A visual arts professor’s latest exhibit offers new perspective on the everyday features of the streetscape that often go unnoticed.
Jean Bridge’s Elision exhibit, on now in the Sean O’Sullivan Theatre lobby, is three large digital prints showing distorted and manipulated 3-D images of lamp posts and telephone poles, making them look more like nature than engineered objects.
The largest image is 24 feet by 60 inches, giving viewers a unique perspective, Bridge explained.
“People standing in front of the images will hopefully feel off kilter,” Bridge said. “The point of view of the image is from an extreme low angle and people will feel as though they’re looking up.”
Bridge has been working on the exhibit since May with project intern Leonardo Veras Costa Sousa, a student in the Canada-Brazil Science without Borders scholarship program, and Justin Grossman, an interactive arts and sciences student.

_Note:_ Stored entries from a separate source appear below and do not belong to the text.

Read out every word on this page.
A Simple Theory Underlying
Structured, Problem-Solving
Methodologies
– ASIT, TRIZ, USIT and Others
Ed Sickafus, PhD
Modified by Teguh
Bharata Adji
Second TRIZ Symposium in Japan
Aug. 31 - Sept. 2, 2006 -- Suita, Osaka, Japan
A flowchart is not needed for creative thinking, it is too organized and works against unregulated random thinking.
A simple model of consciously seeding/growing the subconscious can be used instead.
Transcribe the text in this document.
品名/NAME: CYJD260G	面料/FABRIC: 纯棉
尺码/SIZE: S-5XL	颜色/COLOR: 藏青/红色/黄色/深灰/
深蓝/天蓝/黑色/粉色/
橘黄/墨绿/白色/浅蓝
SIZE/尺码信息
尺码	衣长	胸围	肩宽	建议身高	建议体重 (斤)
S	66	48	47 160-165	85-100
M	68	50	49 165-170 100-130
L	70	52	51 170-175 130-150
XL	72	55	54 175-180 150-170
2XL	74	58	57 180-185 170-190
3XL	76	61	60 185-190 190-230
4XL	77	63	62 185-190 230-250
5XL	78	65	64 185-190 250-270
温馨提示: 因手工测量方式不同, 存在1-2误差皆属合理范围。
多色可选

To see the images move from computer screen where they were created with 3-D computer modelling software to “larger than life is really thrilling,” she said.
“We tested the images in small scale prints but nothing really prepares you for what they look like at large scale and outside the computer screen.”
Elision is on until Friday, Dec. 5 with a reception set for Wednesday, Dec. 3 from 5 to 7 p.m. Admission to the exhibit is free.